Zachary Schug, Ph.D., assistant professor in the Molecular and Cellular Oncogenesis Program of the Ellen and Ronald Caplan Cancer Center at The Wistar Institute, has published a new paper in the journal Nature Cancer. Schug’s paper, titled “Acetate acts as a metabolic immunomodulator by bolstering T-cell effector function and potentiating antitumor immunity in breast cancer,” demonstrates a double-acting mechanism for fighting a particularly aggressive, difficult-to-treat form of breast cancer. Schug’s research shows how silencing a certain gene, ACSS2, may improve existing treatments for patients.

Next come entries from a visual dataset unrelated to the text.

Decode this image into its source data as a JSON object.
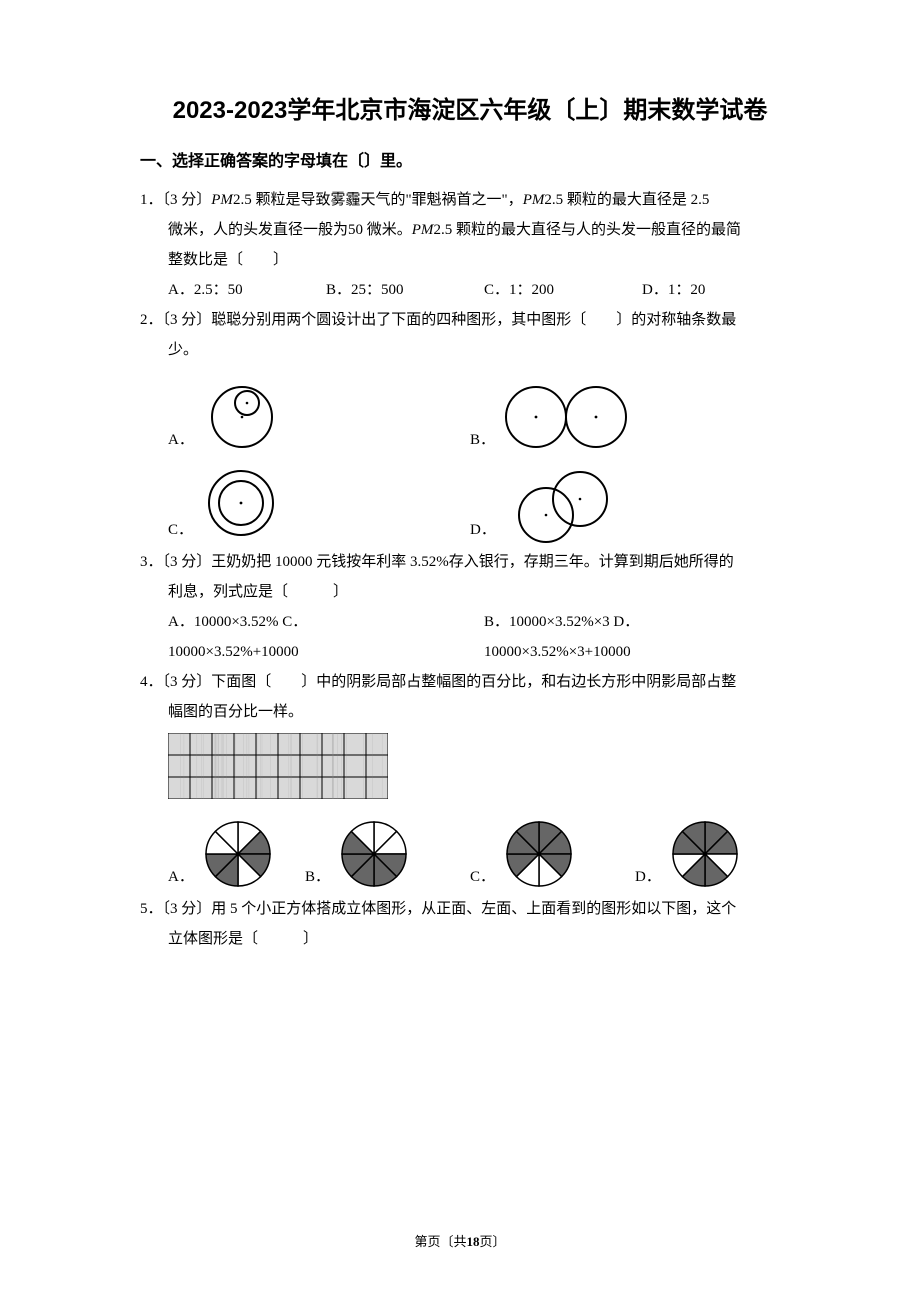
{
  "title": "2023-2023学年北京市海淀区六年级〔上〕期末数学试卷",
  "section1_heading": "一、选择正确答案的字母填在〔〕里。",
  "q1": {
    "stem_a": "1．〔3 分〕",
    "stem_b": "PM",
    "stem_c": "2.5 颗粒是导致雾霾天气的\"罪魁祸首之一\"，",
    "stem_d": "PM",
    "stem_e": "2.5 颗粒的最大直径是 2.5",
    "line2a": "微米，人的头发直径一般为50 微米。",
    "line2b": "PM",
    "line2c": "2.5 颗粒的最大直径与人的头发一般直径的最简",
    "line3": "整数比是〔　　〕",
    "optA": "A．2.5：50",
    "optB": "B．25：500",
    "optC": "C．1：200",
    "optD": "D．1：20"
  },
  "q2": {
    "stem": "2．〔3 分〕聪聪分别用两个圆设计出了下面的四种图形，其中图形〔　　〕的对称轴条数最",
    "line2": "少。",
    "labA": "A．",
    "labB": "B．",
    "labC": "C．",
    "labD": "D．",
    "svg": {
      "stroke": "#000000",
      "fill": "#ffffff",
      "bg_stroke_width": 2
    }
  },
  "q3": {
    "stem": "3．〔3 分〕王奶奶把 10000 元钱按年利率 3.52%存入银行，存期三年。计算到期后她所得的",
    "line2": "利息，列式应是〔　　　〕",
    "colL1": "A．10000×3.52% C．",
    "colR1": "B．10000×3.52%×3 D．",
    "colL2": "10000×3.52%+10000",
    "colR2": "10000×3.52%×3+10000"
  },
  "q4": {
    "stem": "4．〔3 分〕下面图〔　　〕中的阴影局部占整幅图的百分比，和右边长方形中阴影局部占整",
    "line2": "幅图的百分比一样。",
    "labA": "A．",
    "labB": "B．",
    "labC": "C．",
    "labD": "D．",
    "grid": {
      "cols": 10,
      "rows": 3
    },
    "pies": {
      "A_shaded": [
        1,
        2,
        4,
        5
      ],
      "B_shaded": [
        2,
        3,
        4,
        5,
        6
      ],
      "C_shaded": [
        0,
        1,
        2,
        5,
        6,
        7
      ],
      "D_shaded": [
        0,
        1,
        3,
        4,
        6,
        7
      ]
    },
    "svg_colors": {
      "stroke": "#000",
      "fill_dark": "#666",
      "fill_light": "#fff"
    }
  },
  "q5": {
    "stem": "5．〔3 分〕用 5 个小正方体搭成立体图形，从正面、左面、上面看到的图形如以下图，这个",
    "line2": "立体图形是〔　　　〕"
  },
  "footer": {
    "left": "第页〔共",
    "bold": "18",
    "right": "页〕"
  }
}
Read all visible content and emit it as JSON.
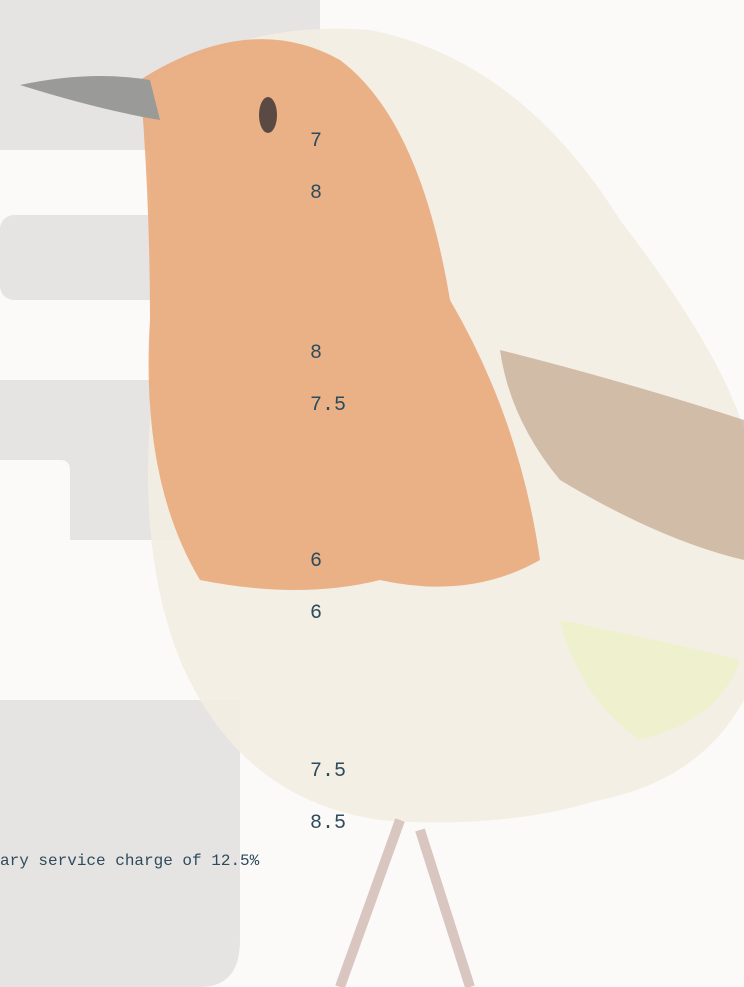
{
  "prices": [
    7,
    8,
    8,
    7.5,
    6,
    6,
    7.5,
    8.5
  ],
  "footer": "ary service charge of 12.5%"
}
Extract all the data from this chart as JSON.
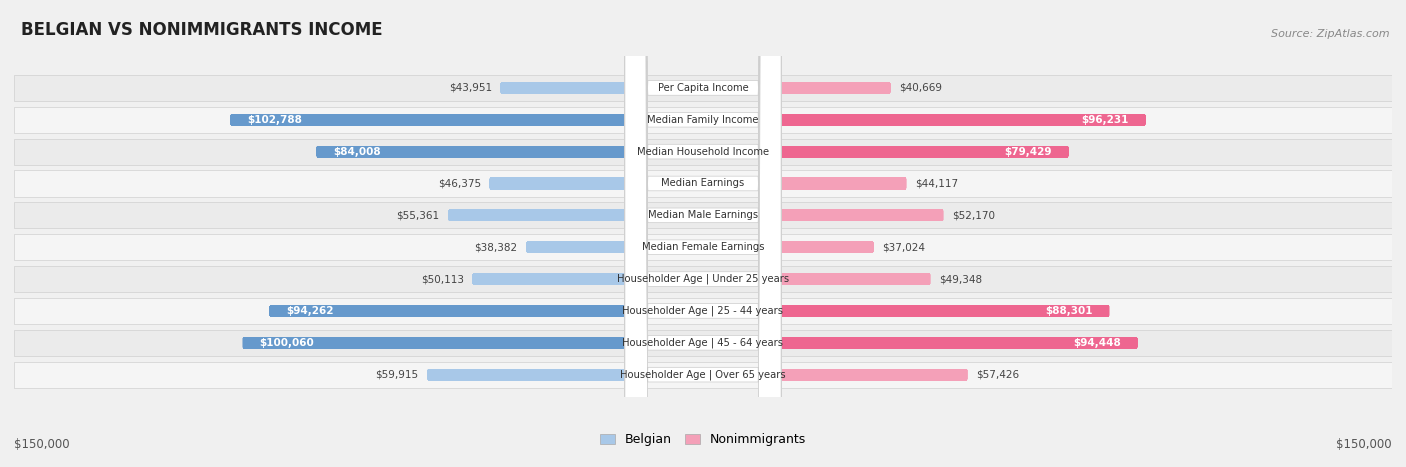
{
  "title": "BELGIAN VS NONIMMIGRANTS INCOME",
  "source": "Source: ZipAtlas.com",
  "categories": [
    "Per Capita Income",
    "Median Family Income",
    "Median Household Income",
    "Median Earnings",
    "Median Male Earnings",
    "Median Female Earnings",
    "Householder Age | Under 25 years",
    "Householder Age | 25 - 44 years",
    "Householder Age | 45 - 64 years",
    "Householder Age | Over 65 years"
  ],
  "belgian_values": [
    43951,
    102788,
    84008,
    46375,
    55361,
    38382,
    50113,
    94262,
    100060,
    59915
  ],
  "nonimmigrant_values": [
    40669,
    96231,
    79429,
    44117,
    52170,
    37024,
    49348,
    88301,
    94448,
    57426
  ],
  "max_value": 150000,
  "belgian_color_light": "#a8c8e8",
  "belgian_color_dark": "#6699cc",
  "nonimmigrant_color_light": "#f4a0b8",
  "nonimmigrant_color_dark": "#ee6690",
  "row_bg_odd": "#efefef",
  "row_bg_even": "#f8f8f8",
  "belgian_label_inside": [
    false,
    true,
    true,
    false,
    false,
    false,
    false,
    true,
    true,
    false
  ],
  "nonimmigrant_label_inside": [
    false,
    true,
    true,
    false,
    false,
    false,
    false,
    true,
    true,
    false
  ]
}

Triple-negative breast cancer, or TNBC, affects 10–15% of patients with breast cancer in the US. TNBC is called “triple-negative” because the cancer lacks an estrogen receptor, a progesterone receptor, and a HER2 (human epidermal growth factor) receptor. The absence of any of these receptors—receptors that when present in other forms of breast cancer, can be effectively targeted during treatment—makes treating TNBC quite difficult, and patients with TNBC have limited treatment options.
TNBC’s notorious aggression makes the technical challenge of finding a reliably effective treatment target all the more serious: compared to other breast cancers, TNBC grows faster and resists treatment more stubbornly. All these factors contribute to the fact that TNBC patients suffer from worse prognoses.